As I mentioned in an older post, I use FreeBSD as a desktop OS at home on one workstation. I also use Linux Mint at my main work system. As such I’m always in search of applications which are equivalent to those I’m used to or prefer. This page isn’t necessarily going to end up being FreeBSD specific. It’s more about free/open source replacements for tasks and functions that need to be performed. I happen to like FreeBSD as a whole more than any Linux distribution overall, but Linux tends to be more suited for general Desktop use on recent hardware.
As it stands, a great deal of the applications I use are already cross-platform and open source. Using those will be quite easy. There are sites full of crowdsourced alternative software suggestions and at least one large table of open source replacements out there, but those tend to be more Linux-centered and impersonal, and in some cases seem to prefer suggesting paid software over open source. Those lists tell you what you could use, but not if it’s a viable replacement or even if it will be usable.

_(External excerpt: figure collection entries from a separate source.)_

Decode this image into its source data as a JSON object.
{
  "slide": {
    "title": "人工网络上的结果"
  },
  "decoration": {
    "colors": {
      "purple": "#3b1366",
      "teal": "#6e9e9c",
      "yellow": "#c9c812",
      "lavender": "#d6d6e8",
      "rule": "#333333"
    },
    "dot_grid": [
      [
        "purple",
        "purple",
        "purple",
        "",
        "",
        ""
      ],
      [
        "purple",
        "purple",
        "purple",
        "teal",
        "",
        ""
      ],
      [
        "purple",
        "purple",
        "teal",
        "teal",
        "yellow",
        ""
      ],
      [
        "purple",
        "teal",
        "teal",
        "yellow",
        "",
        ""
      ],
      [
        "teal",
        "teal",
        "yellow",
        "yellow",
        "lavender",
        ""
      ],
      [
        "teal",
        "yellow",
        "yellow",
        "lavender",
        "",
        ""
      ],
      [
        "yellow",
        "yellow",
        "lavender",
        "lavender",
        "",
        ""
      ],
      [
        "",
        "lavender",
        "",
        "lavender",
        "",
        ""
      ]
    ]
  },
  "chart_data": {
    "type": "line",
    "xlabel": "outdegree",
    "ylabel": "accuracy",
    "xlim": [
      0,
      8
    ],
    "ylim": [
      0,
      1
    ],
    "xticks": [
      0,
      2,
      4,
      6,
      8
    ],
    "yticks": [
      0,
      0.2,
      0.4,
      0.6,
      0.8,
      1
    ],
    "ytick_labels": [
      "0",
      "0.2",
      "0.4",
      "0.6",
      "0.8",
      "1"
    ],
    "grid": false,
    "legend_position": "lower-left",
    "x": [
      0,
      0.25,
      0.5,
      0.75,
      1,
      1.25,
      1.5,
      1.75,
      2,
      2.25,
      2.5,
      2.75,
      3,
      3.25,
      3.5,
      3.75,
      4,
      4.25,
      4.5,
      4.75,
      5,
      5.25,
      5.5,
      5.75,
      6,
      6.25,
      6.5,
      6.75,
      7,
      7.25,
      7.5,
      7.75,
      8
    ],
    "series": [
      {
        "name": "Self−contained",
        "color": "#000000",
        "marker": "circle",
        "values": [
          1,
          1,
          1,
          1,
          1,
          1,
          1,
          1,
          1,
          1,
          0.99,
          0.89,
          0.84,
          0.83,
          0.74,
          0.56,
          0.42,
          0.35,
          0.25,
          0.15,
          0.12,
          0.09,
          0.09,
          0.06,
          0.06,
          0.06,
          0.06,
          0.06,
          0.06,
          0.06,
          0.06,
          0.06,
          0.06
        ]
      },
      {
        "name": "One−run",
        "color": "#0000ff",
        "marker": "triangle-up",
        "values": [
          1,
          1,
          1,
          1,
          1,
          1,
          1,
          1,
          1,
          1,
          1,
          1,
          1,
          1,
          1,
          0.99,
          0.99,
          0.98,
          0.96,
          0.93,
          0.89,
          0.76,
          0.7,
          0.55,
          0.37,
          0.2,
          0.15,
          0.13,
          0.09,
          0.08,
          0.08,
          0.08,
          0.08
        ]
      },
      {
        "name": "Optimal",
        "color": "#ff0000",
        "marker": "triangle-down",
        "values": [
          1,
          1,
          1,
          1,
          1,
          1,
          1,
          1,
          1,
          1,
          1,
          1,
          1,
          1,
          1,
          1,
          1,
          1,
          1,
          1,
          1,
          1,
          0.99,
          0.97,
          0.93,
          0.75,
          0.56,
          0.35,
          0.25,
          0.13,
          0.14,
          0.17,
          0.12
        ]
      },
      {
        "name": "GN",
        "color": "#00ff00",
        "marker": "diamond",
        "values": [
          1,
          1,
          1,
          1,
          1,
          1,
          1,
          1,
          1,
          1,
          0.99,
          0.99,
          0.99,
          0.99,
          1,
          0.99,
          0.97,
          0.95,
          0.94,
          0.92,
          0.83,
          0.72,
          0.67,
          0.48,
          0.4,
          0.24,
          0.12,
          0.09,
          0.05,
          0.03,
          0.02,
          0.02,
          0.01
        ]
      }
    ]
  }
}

I consider myself a “power user” but with a catch: I am extraordinarily lazy. Surely one could do almost anything with emacs, but I have no desire to learn it when I can click a few buttons in another program and accomplish the same tasks. That’s not to say I wouldn’t learn it, just that for my day-to-day usage I’d rather go the lazy route and point-and-click.
So here’s my personal list of applications that I use, or intend to replace.
I’ll also put this into a much more readable format as soon as I can whip one up.
I originally wrote this back in 2005 and updated it in 2012 and again in 2022.
- Mozilla Firefox, Chrome, Opera, Internet Explorer
- Chromium, Mozilla Firefox, Opera
Chromium and Firefox both work well, I stopped trying to use Opera years ago.
- Mozilla Thunderbird
- Mozilla Thunderbird, Kmail, Evolution
Thunderbird rocks! I’ve not had any significant problem with it then or now.
- Microsoft Office, LibreOffice
- LibreOffice, Google Docs
I’ve only encountered minor glitches when loading Microsoft Office files in LibreOffice. It does a pretty good job. I do need to convert some older pre-office docs (Works, Works spreadsheet) from about 20 years ago inside of MS Office, but that should’ve been done a long time ago.
These days Google Docs gets the most use by far, LibreOffice is still good for offline docs.
Text Editor / HTML Editor / Programming Editor
- Kate, UEX
UEX is a version of UltraEdit that can work on FreeBSD and Linux, but it lags behind its Windows counterpart by several years worth of features so it’s hard to justify suggesting others pay for a license. But if you already own a mult-seat UltraEdit license, it is worth trying.
Kate is definitely the leader over time, and it has gained most of the features I missed.
Web Development Environment
- Macromedia Dreamweaver
- Jekyll, other CMS or static site generator
These days there isn’t much point to doing it all by hand for most people. Using a static site generator like Jekyll or a CMS like Wordpress or Joomla is much easier.
- Trillian Pro 3.1
Pidgin is good, though I have not used it much lately as things like Slack in a web browser have replaced it for work uses. For personal usage, text messaging or other messaging apps have taken over.
Gwenview has occasional bugs but does a fine job for browsing and organizing images.
- Gimp / Krita
I don’t do much image editing, Krita wins for small edits, Gimp is still the best choice for more complicated work.
SSH Client / Session Manager
- OpenSSH / PuTTY
There are some managers around such as PAC/Ásbrú that work on Linux but not so much on FreeBSD.
- Nero / Easy CD/DVD Creator
- K3B, command line utils
Aside from some initial setup quirks (devd changes to make sure users can access the CD devices), K3B works wonderfully. Of course the need for burning optical media is much, much less these days.
I don’t do much with Audio on my FreeBSD workstation but when I do listen to music, amaroK is still what I tend to use.
Gotta love cross-platform solutions!
Eclipse is still OK - though these days I mostly stick to text editors.